Quandl data a tag = USTREASURY/YIELD
# create empty dataframe with dates to join to
# use the portfolio returns, this ensures index date alignment
# and an equal number of observations for the Sharpe ratio calc.
rf = pd.DataFrame(index=rp.index)
# get risk free rate
k = n_trading_days
# only return the 2nd column, '3 MO', and rename it to 'rf
rf = rf.join(quandl.get("USTREASURY/YIELD.2",
start_date=start_date,
end_date=end_date), method='left')
rf = rf.rename(columns={'3 MO': 'rf'})
# fill blanks
rf = rf.fillna(method='ffill', axis=0)
rf = rf.fillna(method='bfill', axis=0)
# convert EAR to daily risk-free rate
rf = (1 + rf) ** (1 / k) - 1
# review
print(rf.info())
print(rf.head())
print('Mean daily risk-free return {0}'.format(rf.mean()))
# plot
rf.plot(**ts_kwargs)
plt.legend(**legend_kwargs)
plt.tight_layout()
plt.show()
Review the excess returns over the risk-free rate. A quick review will let us know what to expect from our Sharpe ratio calculation.
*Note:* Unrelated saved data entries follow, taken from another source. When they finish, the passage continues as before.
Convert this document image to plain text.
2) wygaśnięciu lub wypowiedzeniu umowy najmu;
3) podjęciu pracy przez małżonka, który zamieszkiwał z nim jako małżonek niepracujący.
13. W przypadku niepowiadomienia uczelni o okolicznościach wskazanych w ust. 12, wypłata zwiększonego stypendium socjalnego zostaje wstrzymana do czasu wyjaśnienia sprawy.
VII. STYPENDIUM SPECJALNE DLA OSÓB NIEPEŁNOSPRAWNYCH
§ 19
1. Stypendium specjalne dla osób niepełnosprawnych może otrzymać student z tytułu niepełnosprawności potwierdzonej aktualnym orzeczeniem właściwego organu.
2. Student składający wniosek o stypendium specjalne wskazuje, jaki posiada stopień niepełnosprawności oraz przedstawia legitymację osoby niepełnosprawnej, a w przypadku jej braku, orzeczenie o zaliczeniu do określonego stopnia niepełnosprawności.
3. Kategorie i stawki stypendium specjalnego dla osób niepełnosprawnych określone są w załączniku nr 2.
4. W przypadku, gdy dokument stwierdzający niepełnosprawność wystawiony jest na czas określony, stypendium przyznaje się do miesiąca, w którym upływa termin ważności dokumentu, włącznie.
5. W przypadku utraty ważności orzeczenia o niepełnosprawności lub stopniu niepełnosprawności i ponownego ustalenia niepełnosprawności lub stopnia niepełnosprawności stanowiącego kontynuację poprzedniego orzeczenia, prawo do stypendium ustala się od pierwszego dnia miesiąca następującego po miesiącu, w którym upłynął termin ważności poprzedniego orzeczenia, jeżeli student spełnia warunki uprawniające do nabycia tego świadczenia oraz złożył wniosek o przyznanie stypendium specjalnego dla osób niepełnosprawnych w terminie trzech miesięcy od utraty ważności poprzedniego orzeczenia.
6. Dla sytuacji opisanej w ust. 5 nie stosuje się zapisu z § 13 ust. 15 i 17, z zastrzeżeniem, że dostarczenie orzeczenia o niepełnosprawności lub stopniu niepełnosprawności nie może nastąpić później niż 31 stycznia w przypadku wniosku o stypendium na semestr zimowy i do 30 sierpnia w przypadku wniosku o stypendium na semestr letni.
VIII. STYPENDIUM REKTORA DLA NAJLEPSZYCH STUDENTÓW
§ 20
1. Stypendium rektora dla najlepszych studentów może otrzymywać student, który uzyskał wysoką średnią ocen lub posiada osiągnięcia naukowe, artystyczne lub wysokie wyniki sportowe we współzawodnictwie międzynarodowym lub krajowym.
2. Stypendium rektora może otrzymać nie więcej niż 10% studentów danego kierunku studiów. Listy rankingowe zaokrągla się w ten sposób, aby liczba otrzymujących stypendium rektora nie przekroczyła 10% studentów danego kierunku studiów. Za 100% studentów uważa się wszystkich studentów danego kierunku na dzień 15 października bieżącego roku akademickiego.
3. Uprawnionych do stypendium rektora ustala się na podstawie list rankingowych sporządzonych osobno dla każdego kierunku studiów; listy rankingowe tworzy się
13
excess_returns = rp['rp'] - rf['rf']
# stats
er_mean = excess_returns.mean()
er_std = excess_returns.std()
er_skew = excess_returns.skew()
er_kurt = excess_returns.kurtosis()
print('Mean\tStd Dev\tSkew\tKurtosis')
print('------\t-------\t------\t---------')
print('{:.3f}\t{:.3f}\t{:.3f}\t{:.3f}'.format(er_mean, er_std, er_skew, er_kurt))
# plots
excess_returns.plot(label='excess_returns', **ts_kwargs)
plt.legend(**legend_kwargs)
plt.tight_layout()
plt.show()
excess_returns.plot(kind='kde', label='excess_returns', **ts_kwargs)
plt.legend(**legend_kwargs)
plt.tight_layout()
plt.show()
Sharpe ratio calculation sr
¶
sr = np.sqrt(n_trading_days) * np.mean((excess_returns)) / np.std(rp.values)
print('Sharpe ratio: {}'.format(sr))
The above is the same as the code below.
sr = np.sqrt(n_trading_days) * np.mean(rp.values - rf.values) / np.mean(np.std(rp.values))
print('Sharpe ratio: {}'.format(sr))
This negative result means the portfolio performed worse than the risk-free rate over the holding period. We could've determined this would occur by quickly reviewing the means of the rp
and rf
time series, where we see that the mean daily portfolio return is less than the mean daily risk-free return.
rp.mean()
rf.mean()
Optimising functions¶
Read the following page to understand what is happening below: scipy.optimize.minimize
def f(X, trace=False):
"""The model"""
Y = (X - 1.5)**2 + 0.5
# allow for a the results to be printed iteratively
if trace == True:
print('X = {0}, Y = {1}'.format(X, Y))
return Y
# parameter into the optimisation routine
x_guess = 2.0
# perform optimisation
min_result = spo.minimize(
fun=f, x0=x_guess, args=(True), method='SLSQP', options={'disp': True})
# review
print('Minima found at:')
print('X = {}, Y = {}'.format(min_result.x, min_result.fun))
# create y values using our model function
x_plot = np.linspace(0.5, 2.5, 21)
y_plot = f(x_plot)
# plot the cost functioin
plt.plot(x_plot, y_plot, label='cost')
# plot the optimisation result
plt.plot(min_result.x, min_result.fun, 'ro', label='min result')
# plot
plt.grid()
plt.title('Minima of the objective (cost) function')
plt.legend(**legend_kwargs)
plt.tight_layout()
plt.show()
Optimisation ranges and constraints¶
Framing the optimisation problem¶
We need to know what we're optimising for:
- Sharpe ratio is our objective.
- However, we want to maximise the Sharpe ratio, therefore when optimising we would need to mulitply by negative 1.
- Based on the above, the coeffecients returned are the desired asset allocations in the portfolio that maximise the Sharpe ratio.